Semantic Textual Similarity

Semantic Textual Similarity (STS) assigns a score on the similarity of two texts. In this example, we use the stsb dataset as training data to fine-tune our model. See the following example scripts how to tune SentenceTransformer on STS data:

training_stsbenchmark.py - This example shows how to create a SentenceTransformer model from scratch by using a pre-trained transformer model (e.g. distilbert-base-uncased) together with a pooling layer.
training_stsbenchmark_continue_training.py - This example shows how to continue training on STS data for a previously created & trained SentenceTransformer model (e.g. all-mpnet-base-v2).

You can also train and use CrossEncoder models for this task. See Cross Encoder > Training Examples > Semantic Textual Similarity for more details.

Training data

In STS, we have sentence pairs annotated together with a score indicating the similarity. In the original STSbenchmark dataset, the scores range from 0 to 5. We have normalized these scores to range between 0 and 1 in stsb, as that is required for CosineSimilarityLoss as you can see in the Loss Overiew.

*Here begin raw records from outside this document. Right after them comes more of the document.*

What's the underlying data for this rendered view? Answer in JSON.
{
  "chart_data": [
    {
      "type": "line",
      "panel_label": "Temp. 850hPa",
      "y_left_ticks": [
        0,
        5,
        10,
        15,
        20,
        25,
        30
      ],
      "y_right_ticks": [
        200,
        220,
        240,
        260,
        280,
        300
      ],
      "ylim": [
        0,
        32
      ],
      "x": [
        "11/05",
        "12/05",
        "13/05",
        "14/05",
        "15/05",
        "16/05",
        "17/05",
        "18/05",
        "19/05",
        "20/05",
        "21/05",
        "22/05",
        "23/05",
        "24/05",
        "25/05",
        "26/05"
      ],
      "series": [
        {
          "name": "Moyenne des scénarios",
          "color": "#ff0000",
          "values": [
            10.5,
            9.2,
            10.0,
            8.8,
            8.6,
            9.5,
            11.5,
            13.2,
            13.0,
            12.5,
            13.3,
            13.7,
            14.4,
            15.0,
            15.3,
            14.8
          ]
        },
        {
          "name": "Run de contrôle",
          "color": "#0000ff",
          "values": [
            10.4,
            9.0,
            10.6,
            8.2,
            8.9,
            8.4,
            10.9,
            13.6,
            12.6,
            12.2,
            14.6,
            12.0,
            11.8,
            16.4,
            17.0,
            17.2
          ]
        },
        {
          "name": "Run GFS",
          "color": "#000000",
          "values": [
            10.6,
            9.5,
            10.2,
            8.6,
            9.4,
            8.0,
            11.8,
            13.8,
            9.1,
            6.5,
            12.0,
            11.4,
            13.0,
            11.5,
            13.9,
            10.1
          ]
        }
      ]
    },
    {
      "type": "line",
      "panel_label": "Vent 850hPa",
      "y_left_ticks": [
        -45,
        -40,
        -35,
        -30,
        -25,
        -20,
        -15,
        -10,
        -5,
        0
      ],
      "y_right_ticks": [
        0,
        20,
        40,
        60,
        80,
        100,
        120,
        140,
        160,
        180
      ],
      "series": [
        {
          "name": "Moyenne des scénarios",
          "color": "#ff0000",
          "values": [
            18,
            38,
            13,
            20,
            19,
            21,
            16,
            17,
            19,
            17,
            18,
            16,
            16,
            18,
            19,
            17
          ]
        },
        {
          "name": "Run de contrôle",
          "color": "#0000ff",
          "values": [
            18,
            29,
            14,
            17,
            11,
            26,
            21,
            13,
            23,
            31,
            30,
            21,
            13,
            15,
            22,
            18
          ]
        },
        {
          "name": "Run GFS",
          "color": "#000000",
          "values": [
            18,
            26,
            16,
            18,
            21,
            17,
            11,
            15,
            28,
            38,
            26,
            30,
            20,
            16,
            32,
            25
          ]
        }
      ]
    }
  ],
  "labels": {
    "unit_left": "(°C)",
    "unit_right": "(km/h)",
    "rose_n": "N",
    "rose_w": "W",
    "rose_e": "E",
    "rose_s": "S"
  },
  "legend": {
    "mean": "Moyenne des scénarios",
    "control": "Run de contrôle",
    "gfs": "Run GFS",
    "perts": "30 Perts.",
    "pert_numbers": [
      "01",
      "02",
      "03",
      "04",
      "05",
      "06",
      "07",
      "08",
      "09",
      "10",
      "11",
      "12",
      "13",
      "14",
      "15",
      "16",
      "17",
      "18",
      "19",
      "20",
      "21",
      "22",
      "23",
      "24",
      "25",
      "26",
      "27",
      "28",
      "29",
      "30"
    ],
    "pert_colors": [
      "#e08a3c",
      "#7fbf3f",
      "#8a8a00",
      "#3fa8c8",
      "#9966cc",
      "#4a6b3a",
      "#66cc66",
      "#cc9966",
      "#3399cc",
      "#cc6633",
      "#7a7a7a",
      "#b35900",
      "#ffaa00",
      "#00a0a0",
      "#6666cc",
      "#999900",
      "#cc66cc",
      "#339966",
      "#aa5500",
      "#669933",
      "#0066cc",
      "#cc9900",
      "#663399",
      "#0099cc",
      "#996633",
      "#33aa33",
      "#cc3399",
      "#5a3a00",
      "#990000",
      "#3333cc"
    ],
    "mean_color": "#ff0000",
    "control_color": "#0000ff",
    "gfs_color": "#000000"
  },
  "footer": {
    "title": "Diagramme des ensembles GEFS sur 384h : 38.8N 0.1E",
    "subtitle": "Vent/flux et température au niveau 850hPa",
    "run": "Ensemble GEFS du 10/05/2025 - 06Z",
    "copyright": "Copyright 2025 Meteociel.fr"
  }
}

Here is a simplified version of our training data:

from datasets import Dataset

sentence1_list = ["My first sentence", "Another pair"]
sentence2_list = ["My second sentence", "Unrelated sentence"]
labels_list = [0.8, 0.3]
train_dataset = Dataset.from_dict({
    "sentence1": sentence1_list,
    "sentence2": sentence2_list,
    "label": labels_list,
})
# => Dataset({
#     features: ['sentence1', 'sentence2', 'label'],
#     num_rows: 2
# })
print(train_dataset[0])
# => {'sentence1': 'My first sentence', 'sentence2': 'My second sentence', 'label': 0.8}
print(train_dataset[1])
# => {'sentence1': 'Another pair', 'sentence2': 'Unrelated sentence', 'label': 0.3}

In the aforementioned scripts, we directly load the stsb dataset:

from datasets import load_dataset

train_dataset = load_dataset("sentence-transformers/stsb", split="train")
# => Dataset({
#     features: ['sentence1', 'sentence2', 'score'],
#     num_rows: 5749
# })

Loss Function

We use CosineSimilarityLoss as our loss function.

For each sentence pair, we pass sentence A and sentence B through the BERT-based model, which yields the embeddings u und v. The similarity of these embeddings is computed using cosine similarity and the result is compared to the gold similarity score. Note that the two sentences are fed through the same model rather than two separate models. In particular, the cosine similarity for similar texts is maximized and the cosine similarity for dissimilar texts is minimized. This allows our model to be fine-tuned and to recognize the similarity of sentences.

For more details, see Sentence-BERT: Sentence Embeddings using Siamese BERT-Networks.

CoSENTLoss and AnglELoss are more modern variants of CosineSimilarityLoss that accept the same data format of a sentence pair with a similarity score ranging from 0.0 to 1.0. Informal experiments indicate that these two produce stronger models than CosineSimilarityLoss.